Fifty-four patients who underwent 36 sessions of strength and endurance training showed an improvement of 25 meters (p < 0.01) [25]. An endurance training protocol of 40 sessions from another study demonstrated an improvement of 32 meters (p < 0.05) [26]. An increase of 34 meters was observed in 234 patients after pulmonary rehabilitation program with combined training. Moreover, a 12-month observational and prospective study had an improvement of 84 meters, with a three times a week-strength and endurance training and additional 30 sessions of endurance and mobility exercises in the pool [27]. PRP with different strategies of physical training promotes improvement in functional capacity, which reflects on the increase of distance traveled in the walk test after pulmonary rehabilitation. Also, improvement of physical conditioning promotes greater exercise tolerance and reduces dyspnea on mild exertion.
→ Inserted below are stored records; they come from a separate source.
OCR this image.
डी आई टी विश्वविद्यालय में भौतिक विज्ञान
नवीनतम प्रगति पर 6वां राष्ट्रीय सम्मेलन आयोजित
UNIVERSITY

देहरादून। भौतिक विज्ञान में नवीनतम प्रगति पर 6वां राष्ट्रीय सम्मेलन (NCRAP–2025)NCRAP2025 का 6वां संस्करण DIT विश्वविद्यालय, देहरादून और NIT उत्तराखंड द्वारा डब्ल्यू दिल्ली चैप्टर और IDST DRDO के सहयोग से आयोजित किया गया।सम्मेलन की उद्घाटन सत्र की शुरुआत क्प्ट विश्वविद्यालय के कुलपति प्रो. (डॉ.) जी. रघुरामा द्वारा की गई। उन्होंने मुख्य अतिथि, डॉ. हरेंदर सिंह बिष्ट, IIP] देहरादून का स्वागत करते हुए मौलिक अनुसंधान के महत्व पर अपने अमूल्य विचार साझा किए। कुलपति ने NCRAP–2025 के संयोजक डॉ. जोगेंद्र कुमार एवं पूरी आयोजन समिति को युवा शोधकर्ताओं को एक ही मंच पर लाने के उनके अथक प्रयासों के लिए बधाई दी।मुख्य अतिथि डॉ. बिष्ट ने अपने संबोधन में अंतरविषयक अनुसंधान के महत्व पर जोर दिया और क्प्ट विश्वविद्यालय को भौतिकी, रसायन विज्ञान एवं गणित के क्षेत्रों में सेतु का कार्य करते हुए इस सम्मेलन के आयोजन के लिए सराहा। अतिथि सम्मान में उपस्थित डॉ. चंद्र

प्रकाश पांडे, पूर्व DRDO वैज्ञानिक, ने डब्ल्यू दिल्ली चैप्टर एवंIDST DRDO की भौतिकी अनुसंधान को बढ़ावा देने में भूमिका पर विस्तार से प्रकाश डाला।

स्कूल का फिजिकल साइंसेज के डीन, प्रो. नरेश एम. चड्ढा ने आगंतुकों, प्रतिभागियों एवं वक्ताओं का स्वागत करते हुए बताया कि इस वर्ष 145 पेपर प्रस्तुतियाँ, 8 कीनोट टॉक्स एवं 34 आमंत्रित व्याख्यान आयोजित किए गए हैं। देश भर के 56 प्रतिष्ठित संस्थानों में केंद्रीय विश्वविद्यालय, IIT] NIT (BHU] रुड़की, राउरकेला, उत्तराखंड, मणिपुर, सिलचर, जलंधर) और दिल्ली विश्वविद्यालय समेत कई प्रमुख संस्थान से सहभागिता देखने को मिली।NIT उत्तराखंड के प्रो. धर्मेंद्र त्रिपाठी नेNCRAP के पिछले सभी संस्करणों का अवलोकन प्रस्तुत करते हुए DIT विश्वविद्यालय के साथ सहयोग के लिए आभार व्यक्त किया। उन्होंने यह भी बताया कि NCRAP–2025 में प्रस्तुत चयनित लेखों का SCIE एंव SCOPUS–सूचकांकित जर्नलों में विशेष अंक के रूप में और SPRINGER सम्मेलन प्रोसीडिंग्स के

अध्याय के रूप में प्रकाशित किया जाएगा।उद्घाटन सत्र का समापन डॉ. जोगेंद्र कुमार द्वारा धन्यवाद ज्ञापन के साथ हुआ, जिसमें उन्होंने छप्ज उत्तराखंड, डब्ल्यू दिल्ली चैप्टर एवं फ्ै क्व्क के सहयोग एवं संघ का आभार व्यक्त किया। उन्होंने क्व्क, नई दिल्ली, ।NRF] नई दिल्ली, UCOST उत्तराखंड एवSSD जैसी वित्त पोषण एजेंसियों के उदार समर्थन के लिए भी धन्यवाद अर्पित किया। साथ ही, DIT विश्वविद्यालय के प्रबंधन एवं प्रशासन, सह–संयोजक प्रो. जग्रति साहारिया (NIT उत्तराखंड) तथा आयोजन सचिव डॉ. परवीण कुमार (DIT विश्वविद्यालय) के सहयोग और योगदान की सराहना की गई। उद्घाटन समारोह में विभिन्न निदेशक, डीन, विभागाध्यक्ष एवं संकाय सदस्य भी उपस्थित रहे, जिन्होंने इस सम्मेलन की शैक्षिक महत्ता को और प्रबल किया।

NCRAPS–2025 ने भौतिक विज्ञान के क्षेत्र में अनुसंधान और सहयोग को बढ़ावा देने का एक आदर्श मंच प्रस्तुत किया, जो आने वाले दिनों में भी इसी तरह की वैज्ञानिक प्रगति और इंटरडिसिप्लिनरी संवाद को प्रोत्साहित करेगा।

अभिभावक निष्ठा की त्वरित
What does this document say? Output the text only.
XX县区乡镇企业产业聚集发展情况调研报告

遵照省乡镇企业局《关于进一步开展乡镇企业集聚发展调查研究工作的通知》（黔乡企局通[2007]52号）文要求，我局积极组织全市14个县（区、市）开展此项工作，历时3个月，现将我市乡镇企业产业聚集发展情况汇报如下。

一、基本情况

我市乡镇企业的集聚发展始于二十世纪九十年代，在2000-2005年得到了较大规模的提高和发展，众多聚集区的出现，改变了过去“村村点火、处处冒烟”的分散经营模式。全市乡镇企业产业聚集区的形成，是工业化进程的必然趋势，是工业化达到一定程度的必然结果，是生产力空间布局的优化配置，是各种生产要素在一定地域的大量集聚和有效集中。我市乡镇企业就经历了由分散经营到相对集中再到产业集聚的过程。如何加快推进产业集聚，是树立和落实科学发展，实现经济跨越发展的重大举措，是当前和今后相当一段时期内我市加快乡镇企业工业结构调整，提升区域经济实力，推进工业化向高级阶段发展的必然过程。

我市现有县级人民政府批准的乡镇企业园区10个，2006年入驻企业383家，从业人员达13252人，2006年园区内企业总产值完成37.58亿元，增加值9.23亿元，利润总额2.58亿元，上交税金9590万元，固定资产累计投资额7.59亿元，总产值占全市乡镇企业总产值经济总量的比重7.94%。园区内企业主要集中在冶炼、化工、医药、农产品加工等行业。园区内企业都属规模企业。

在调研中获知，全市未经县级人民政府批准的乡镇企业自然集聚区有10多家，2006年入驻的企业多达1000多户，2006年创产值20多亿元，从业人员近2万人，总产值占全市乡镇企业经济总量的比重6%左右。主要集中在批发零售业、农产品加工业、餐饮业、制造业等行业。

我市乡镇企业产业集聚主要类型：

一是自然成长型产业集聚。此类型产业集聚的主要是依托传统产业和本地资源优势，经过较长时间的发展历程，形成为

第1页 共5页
When patients were classified by staging of COPD, statistically significant changes were observed for: 6MWT, depression and anxiety in patients with moderate, severe and very severe COPD. However, patients with mild COPD had no significant changes in walking capacity and anxiety after pulmonary rehabilitation. In another study with 101 patients with COPD, significant alterations for depression were demonstrated by reduced BDI scores in all staging of the disease [28].

In a study that evaluated 112 patients in severe and very severe staging, before and after PRP, observed an improvement in 6MWT around 80 meters and in the feeling of anxiety [29]. By analyzing some studies, we could identify that the very severe staging demonstrated greater evolution in traveled meters at the end of PRP [21,30,31].

The use of Beck inventory for anxiety and depression can be reported as a limitation of this study, as the Spielberger State-Trait Anxiety Inventory (SSTAI) has been used in some studies with lung disease patients.

Concluding, at the end of PRP patients reduced their depression and anxiety levels. Comparing the means of pre- and post-rehabilitation moments, significant results in regards to 6MWT, BAI and BDI improvement can be observed. Nonetheless, none of these variables (BAI, BDI and FEV1/FCV) are correlated to 6MWT. Therefore, further studies with larger samples for data correlation are suggested.